The key behind this technique lies in dynamic search ads, a feature employed by Google that matches targeted ads with searches based on the content of a website’s landing page. Segura explains how an attacker took advantage of this feature by using a fake software ad on a compromised website to specifically target search engine users.
Interestingly, Segura believes that this entire endeavor may have been accidental. He stumbled upon the ad when searching for common keywords used by hackers which often lead to fake advertisements for office applications or remote monitoring software, among others. The specific keyword in this case was PyCharm, a popular Python programming development environment.
To Segura’s surprise, the search results yielded a sponsored ad with a matching headline but a snippet that seemed unrelated, pulled from a wedding planning site. Through Google’s Ads Transparency Center, he discovered that the rest of the website’s content had nothing to do with Python, highlighting a discrepancy between the ad’s title and description. This raised the question of why someone would create a title that didn’t align with the description.
Upon further investigation, Segura uncovered that certain pages within the neglected wedding planning site had been injected with spam-generating malware. As a result, these pages presented visitors with a deceiving PyCharm serial key pop-up. Moreover, Google’s dynamic ads feature picked up on this malicious content, leading to the ad being displayed to Segura during his search.
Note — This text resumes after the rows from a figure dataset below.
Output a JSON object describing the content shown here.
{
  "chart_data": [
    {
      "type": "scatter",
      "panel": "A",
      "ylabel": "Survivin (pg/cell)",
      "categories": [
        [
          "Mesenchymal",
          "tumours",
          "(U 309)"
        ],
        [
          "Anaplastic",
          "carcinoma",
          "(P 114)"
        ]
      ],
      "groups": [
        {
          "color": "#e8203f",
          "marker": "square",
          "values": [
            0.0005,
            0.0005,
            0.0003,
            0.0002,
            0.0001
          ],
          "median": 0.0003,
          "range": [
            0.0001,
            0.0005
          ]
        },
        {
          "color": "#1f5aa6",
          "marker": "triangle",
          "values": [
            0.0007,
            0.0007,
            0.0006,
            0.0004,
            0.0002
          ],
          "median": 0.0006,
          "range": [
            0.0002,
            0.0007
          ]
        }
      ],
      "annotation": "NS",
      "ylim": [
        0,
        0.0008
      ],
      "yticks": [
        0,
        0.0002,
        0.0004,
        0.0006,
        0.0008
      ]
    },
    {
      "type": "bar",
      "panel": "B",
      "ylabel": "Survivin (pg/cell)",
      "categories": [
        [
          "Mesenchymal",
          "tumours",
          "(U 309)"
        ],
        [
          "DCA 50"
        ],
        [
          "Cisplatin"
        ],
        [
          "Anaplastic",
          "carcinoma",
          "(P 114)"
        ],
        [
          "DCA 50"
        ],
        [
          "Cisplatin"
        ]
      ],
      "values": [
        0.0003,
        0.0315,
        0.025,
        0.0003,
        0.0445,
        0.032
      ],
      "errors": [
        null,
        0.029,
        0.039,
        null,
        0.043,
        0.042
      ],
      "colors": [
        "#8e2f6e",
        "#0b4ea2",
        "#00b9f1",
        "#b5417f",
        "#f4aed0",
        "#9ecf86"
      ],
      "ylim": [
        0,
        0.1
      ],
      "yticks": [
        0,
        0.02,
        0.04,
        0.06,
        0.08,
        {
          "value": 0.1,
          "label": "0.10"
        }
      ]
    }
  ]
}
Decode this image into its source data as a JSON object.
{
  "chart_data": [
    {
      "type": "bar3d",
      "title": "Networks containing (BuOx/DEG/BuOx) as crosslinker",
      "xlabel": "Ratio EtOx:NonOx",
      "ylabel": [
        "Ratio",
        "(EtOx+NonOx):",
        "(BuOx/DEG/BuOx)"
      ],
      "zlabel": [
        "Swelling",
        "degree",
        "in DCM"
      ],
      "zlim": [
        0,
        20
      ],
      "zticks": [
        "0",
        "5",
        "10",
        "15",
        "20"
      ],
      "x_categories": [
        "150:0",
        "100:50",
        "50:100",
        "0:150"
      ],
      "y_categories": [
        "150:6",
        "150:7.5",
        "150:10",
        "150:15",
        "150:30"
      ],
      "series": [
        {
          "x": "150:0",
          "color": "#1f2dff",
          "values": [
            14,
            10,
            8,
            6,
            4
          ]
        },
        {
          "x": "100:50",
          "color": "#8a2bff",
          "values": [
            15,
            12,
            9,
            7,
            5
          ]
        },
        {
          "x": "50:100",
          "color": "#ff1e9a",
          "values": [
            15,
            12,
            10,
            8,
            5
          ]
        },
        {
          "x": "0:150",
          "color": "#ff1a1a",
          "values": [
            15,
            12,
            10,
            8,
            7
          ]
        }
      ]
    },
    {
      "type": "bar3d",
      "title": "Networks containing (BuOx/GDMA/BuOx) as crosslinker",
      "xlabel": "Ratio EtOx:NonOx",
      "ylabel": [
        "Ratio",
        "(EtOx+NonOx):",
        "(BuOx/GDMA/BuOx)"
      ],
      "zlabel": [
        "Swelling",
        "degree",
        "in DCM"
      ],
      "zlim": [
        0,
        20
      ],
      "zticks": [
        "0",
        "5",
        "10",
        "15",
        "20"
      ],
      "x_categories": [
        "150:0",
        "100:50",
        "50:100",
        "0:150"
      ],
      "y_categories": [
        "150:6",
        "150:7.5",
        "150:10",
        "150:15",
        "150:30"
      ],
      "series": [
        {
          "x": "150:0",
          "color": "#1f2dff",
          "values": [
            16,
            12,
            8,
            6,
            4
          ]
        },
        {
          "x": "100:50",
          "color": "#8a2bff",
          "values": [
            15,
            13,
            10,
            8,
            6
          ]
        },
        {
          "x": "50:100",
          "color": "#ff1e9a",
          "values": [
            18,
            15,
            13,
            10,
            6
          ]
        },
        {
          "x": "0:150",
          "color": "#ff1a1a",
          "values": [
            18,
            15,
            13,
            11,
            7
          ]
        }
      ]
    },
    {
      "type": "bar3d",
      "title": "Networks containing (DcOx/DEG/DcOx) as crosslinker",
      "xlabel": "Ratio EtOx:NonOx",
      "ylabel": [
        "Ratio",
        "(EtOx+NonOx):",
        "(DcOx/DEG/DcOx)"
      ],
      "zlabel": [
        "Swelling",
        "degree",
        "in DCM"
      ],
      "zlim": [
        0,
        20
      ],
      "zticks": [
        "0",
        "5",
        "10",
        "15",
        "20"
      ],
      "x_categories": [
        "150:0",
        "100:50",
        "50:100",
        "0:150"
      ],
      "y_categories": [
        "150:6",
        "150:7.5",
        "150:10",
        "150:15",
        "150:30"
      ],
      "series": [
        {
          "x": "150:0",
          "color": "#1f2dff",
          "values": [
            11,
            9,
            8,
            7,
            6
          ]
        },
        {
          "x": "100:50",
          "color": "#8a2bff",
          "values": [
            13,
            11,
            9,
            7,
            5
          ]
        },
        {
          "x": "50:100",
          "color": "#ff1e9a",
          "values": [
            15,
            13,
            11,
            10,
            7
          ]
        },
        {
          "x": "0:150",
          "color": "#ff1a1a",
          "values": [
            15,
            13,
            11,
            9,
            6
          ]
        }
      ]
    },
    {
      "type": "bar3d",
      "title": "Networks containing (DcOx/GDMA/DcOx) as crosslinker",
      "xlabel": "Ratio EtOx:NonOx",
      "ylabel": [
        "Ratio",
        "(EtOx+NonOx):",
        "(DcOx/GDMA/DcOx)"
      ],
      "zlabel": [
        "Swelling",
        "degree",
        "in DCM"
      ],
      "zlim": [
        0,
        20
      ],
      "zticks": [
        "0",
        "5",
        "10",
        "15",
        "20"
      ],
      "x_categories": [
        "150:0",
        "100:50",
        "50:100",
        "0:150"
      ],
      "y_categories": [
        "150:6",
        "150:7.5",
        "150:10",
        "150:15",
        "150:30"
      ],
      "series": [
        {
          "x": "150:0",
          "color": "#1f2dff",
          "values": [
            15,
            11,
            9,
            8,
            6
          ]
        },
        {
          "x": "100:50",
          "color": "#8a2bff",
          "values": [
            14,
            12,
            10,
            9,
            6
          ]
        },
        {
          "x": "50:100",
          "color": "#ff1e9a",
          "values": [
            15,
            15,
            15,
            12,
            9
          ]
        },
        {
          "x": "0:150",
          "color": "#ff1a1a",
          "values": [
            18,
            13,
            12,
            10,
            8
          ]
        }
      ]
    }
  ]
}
Should an unwitting visitor click on the PyCharm pop-up link, they would become inundated with malware infections, rendering their computer completely unusable. Segura speculates that the attacker may have sought to maximize the number of malware downloads to increase cybercrime commission payments.
This discovery raises concerns about the vulnerabilities of small and midsize businesses’ websites. Segura points out that these websites are typically created by web agencies and then neglected, leading to outdated WordPress core and plugin versions. This lack of maintenance and security patches leaves these websites easy targets for hackers.
Segura suggests that Google could play a role in helping search engine users avoid falling into such traps. By flagging cases where targeted ads and website content significantly diverge, such as a wedding website featuring an ad for software or a restaurant advertising software, Google could provide a valuable layer of protection.
In conclusion, the revelation of this new method of delivering malicious ads via vulnerable websites serves as a sobering reminder of the importance of website maintenance and security measures. Without proper care, businesses become easy prey for hackers, risking not only their own reputation but also the security and trust of their customers.